Dopamine (DA) is a monoamine neurotransmitter of both central and peripheral nervous system. It deserves special attention because of its involvement in a very diverse and very basic set of functions, including motor behavior, cognition and emotional states. When things go wrong with the dopamine system, the consequences for the body and the brain are severe – they include Parkinson’s disease, Huntington’s chorea, tardive dyskinesia, and schizophrenia. Many drugs associated with addictive behavior, such as amphetamines and cocaine, act through dopaminergic neurons. Dopamine acts through G-protein coupled receptors, and its most common action is to change the rate of cAMP production, either upwards or downwards. The complications arise because cAMP participates in a wide variety of cellular mechanisms and because cells respond to multiple neurotransmitters and neuromodulators whose actions overlap in time and space.

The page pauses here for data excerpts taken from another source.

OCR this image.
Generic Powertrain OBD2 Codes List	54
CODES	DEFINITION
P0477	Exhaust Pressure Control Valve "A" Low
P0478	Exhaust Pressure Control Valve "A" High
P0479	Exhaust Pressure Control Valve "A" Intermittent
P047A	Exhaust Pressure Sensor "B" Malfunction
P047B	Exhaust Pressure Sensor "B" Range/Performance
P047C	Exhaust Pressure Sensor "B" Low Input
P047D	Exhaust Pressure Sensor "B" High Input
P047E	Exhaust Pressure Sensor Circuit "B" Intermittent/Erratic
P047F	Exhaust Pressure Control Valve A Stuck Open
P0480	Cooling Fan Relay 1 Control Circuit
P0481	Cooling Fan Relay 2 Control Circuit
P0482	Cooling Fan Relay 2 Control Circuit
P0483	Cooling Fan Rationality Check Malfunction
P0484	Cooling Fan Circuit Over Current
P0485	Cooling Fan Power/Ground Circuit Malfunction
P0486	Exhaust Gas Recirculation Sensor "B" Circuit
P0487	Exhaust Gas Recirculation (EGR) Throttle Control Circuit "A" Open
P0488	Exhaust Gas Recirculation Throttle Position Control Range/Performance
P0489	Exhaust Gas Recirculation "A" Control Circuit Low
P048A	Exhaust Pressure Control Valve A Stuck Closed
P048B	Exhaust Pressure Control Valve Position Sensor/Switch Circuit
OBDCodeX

The precursor for the synthesis of DA is the aromatic amino acid tyrosine. Two reactions transform tyrosine into DA: the first is catalysed by the enzyme tyrosine hydroxylase (TH) which converts tyrosine into l-3,4-dihydroxyphenylalanine (lDOPA). TH is considered the rate-limiting enzyme in this pathway. The second step is the decarboxylation of DOPA, catalysed by the enzyme aromatic l-amino acid decarboxylase (AADC), which produces DA. DA constitutes about 80% of the catecholamine content in the brain. Projections originating from brain areas that synthesize this neurotransmitter give rise to four axonal pathways: i) nigro-striatal, ii) mesolimbic, iii) mesocortical, iiii) tuberoinfundibular. The mesocortical pathway arises from the ventral tegmental area (VTA) and innervates different regions of the frontal cortex. This pathway seems involved in some aspects of learning and memory. The mesolimbic pathway originates from the midbrain VTA and innervates the ventral striatum (nucleus accumbens), the olfactory tubercle (OT) and parts of the limbic system. It has been implicated in influencing motivated behaviour. The tuberoinfundibular pathway arises from cells of the periventricular and arcuate nuclei of the hypothalamus. Projections of this pathway reach the median eminence of the hypothalamus where they release DA into the perivascular spaces of the capillary plexus of the hypothalamic–hypophyseal portal system. Thus, DA is transported to the anterior pituitary where it acts on the lactotrophs to inhibit the release of prolactin.
Projections constituting the nigrostriatal pathway arise from dopamine-synthesizing neurons of the midbrain nucleus, the substantia nigra compacta (SNc) which innervates the dorsal striatum (caudate-putamen). The nigrostriatal pathway is involved in the control of movement and its degeneration causes Parkinson’s disease, characterized by tremors, rigidity and akinesia, and resulting in hypodopaminergic activity of the central nervous system (CNS). On contrary, in schizophrenia, a hyperdopaminergic activity has been emphasized. Moreover, considerable evidences have also been accumulated, suggesting that both of these neurological disorders involving CNS dopaminergic system are associated with significant alterations in immune response.